Blessée d’entendre parler de sa fille dans de pareils termes, ma maîtresse s’exprima pour la première fois avec colère.

« Regardez cette proposition comme absolument écartée, dit-elle ; et veuillez nous faire connaître votre second moyen de poursuivre l’enquête.

— L’autre moyen, répondit le sergent avec le même calme, c’est de tenter une épreuve assez hardie. Je crois me rendre compte de la nature de miss Verinder ; je la juge parfaitement capable de commettre un acte d’audacieuse dissimulation ; mais son caractère est trop vif (selon moi) et encore trop peu habitué à tromper, pour qu’elle soutienne son rôle dans de petites choses, et sache se contenir toujours et quand même. Dans l’affaire qui nous occupe, elle a, à plusieurs reprises, laissé éclater ses sentiments alors même qu’il était de son intérêt évident de les dissimuler. C’est sur cette particularité de son caractère que je compte agir ; je désire lui causer une violente émotion, et dans des circonstances qui soient de nature à la toucher au vif ; pour parler franchement, je veux apprendre à miss Verinder, sans qu’elle y soit préparée, la mort de Rosanna ; j’aurai peut-être la chance de voir ses bons sentiments se réveiller soudain et la pousser à un aveu spontané. Milady, acceptez-vous ma proposition ? »

À mon infinie surprise, ma maîtresse répondit sur-le-champ :

« Oui, je l’accepte.

— La chaise est attelée, dit le sergent ; j’ai bien l’honneur de saluer milady. »

Celle-ci l’arrêta d’un signe.

« On fera appel aux meilleurs sentiments de ma fille, comme vous le désirez, dit-elle ; mais je réclame le droit, moi sa mère, de la soumettre personnellement à cette épreuve.

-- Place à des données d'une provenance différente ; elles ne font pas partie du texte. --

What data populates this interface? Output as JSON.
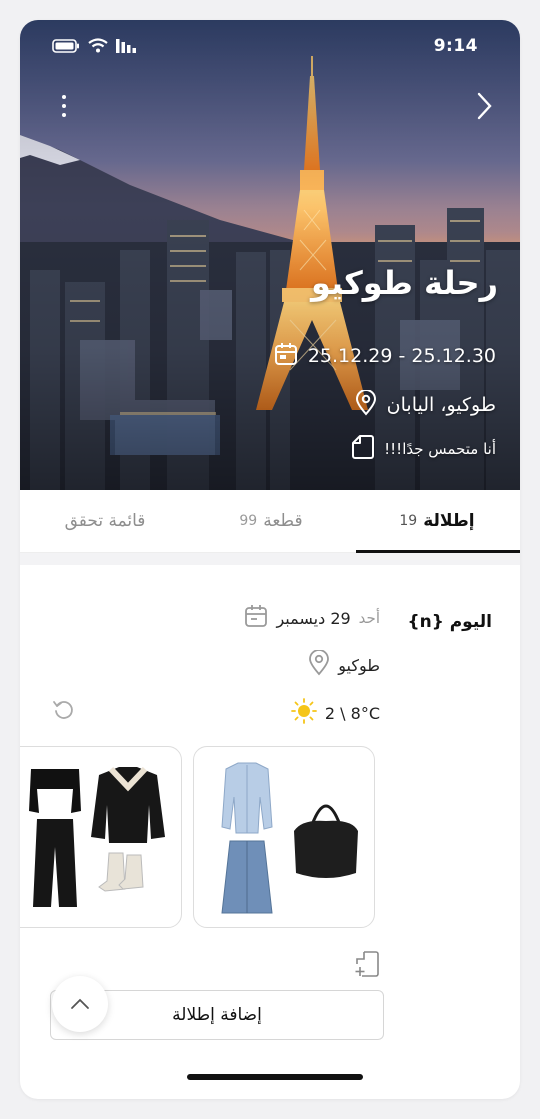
{
  "status_bar": {
    "time": "9:14"
  },
  "hero": {
    "title": "رحلة طوكيو",
    "dates": "25.12.29 - 25.12.30",
    "location": "طوكيو، اليابان",
    "note": "أنا متحمس جدًا!!!"
  },
  "tabs": [
    {
      "label": "إطلالة",
      "count": "19"
    },
    {
      "label": "قطعة",
      "count": "99"
    },
    {
      "label": "قائمة تحقق",
      "count": ""
    }
  ],
  "day": {
    "label": "اليوم {n}",
    "date": "29 ديسمبر",
    "weekday": "أحد",
    "place": "طوكيو",
    "weather": "2 \\ 8°C"
  },
  "actions": {
    "add_outfit": "إضافة إطلالة"
  },
  "icons": {
    "back": "chevron-right-icon",
    "more": "more-vertical-icon",
    "calendar": "calendar-icon",
    "location": "location-pin-icon",
    "note": "note-icon",
    "sun": "sun-icon",
    "refresh": "refresh-icon",
    "add_doc": "add-document-icon",
    "scroll_top": "chevron-up-icon"
  }
}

Vous voudrez bien rester ici ; moi je pars pour Frizinghall. »

Le célèbre Cuff resta pour la première fois de sa vie muet d’étonnement comme un simple mortel.

Ma maîtresse sonna et fit demander son waterproof. La pluie tombait toujours à flots, la voiture fermée était partie avec miss Rachel ; j’essayai donc de dissuader milady de braver un pareil temps, mais ce fut peine perdue ! Elle ne voulut même pas accepter l’offre que je lui fis de l’accompagner afin de la garantir avec un parapluie ; la chaise avança avec le groom.

« Vous pouvez compter, dit-elle en parlant au sergent, sur deux choses. Je tenterai l’épreuve sur miss Verinder aussi hardiment que vous pourriez le faire vous-même, et je vous en ferai connaître le résultat de vive voix ou par lettre, dès ce soir, avant que le dernier train parte pour Londres. »

Elle monta dans la voiture, prit les rênes en main, et se rendit à Frizinghall.